Plans to reform Supreme Court last gasps of ‘weirdos at No 10’

Plans to reform Supreme Court last gasps of ‘weirdos at No 10’

Plans to change the name of the Supreme Court have been described as “ill-thought out” and a “cheap act of revenge”

Ministers were reported yesterday to be planning to reduce the number of judges on the court and to bring in specialist to hear specific cases. Justice Secretary Robert Buckland QC is to recommend that the changes be made.

Lord Falconer of Thoroton, a former attorney general, said the plans perhaps came from the Ministry Justice and Mr Buckland or that “they are the last gasps of the so-called weirdos at No 10 who answered to Dominic Cummings”. 

Lord Sumption, a former Supreme Court justice, rejected the idea.

He told The Times: “Abolishing or downgrading the most prestigious common law court in the world is an extraordinary act of self-laceration which can only reduce our influence and the attraction of London as a dispute resolution centre,” adding that the proposal “appeared to be a cheap act of revenge”.

Dean of Faculty, Roddy Dunlop QC said: “Quite how changing the name of the court or cutting the number of judges would make a difference is beyond me.

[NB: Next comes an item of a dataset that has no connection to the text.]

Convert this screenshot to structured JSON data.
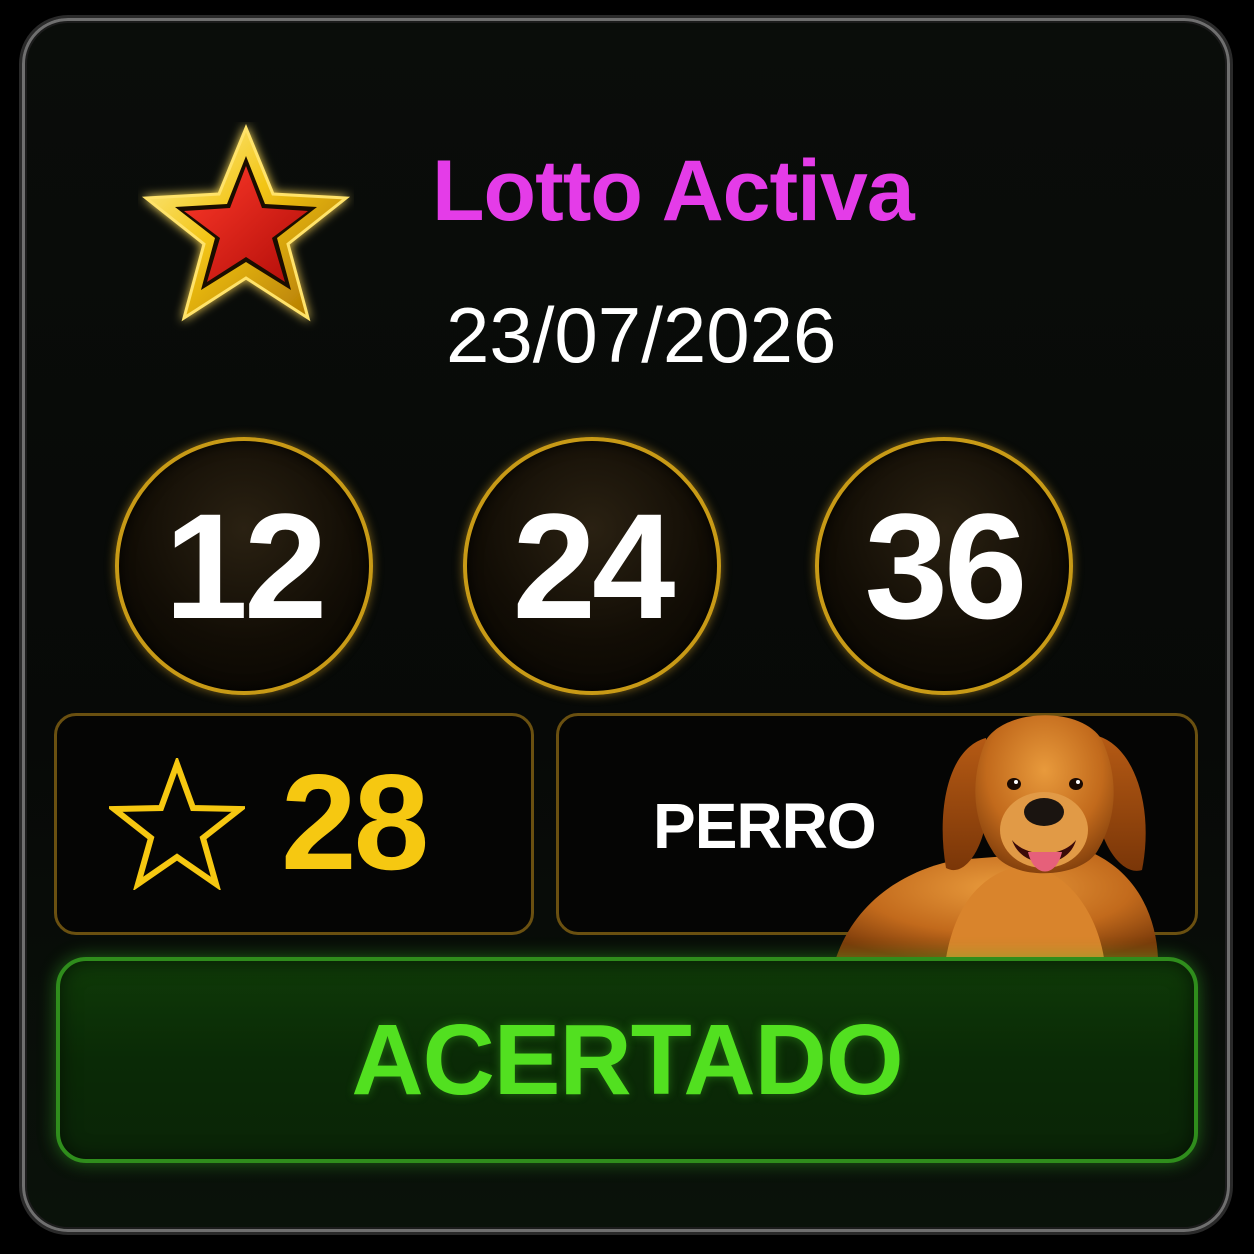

Quite why any responsible legislature would want to restrict scrutiny is incomprehensible. If you lose a case for acting wrongfully, change your ways – not the courts.”

Lord Pannick QC said: “One would have thought the government had more important priorities than floating a bizarre suggestion that the best way to promote the independence of the judiciary is to rename the Supreme Court, cut the number of judges and bring in experts.

“Particularly when the motivation appears to be that the government lost a case last year. That is what sometimes happens when you have an independent judiciary.”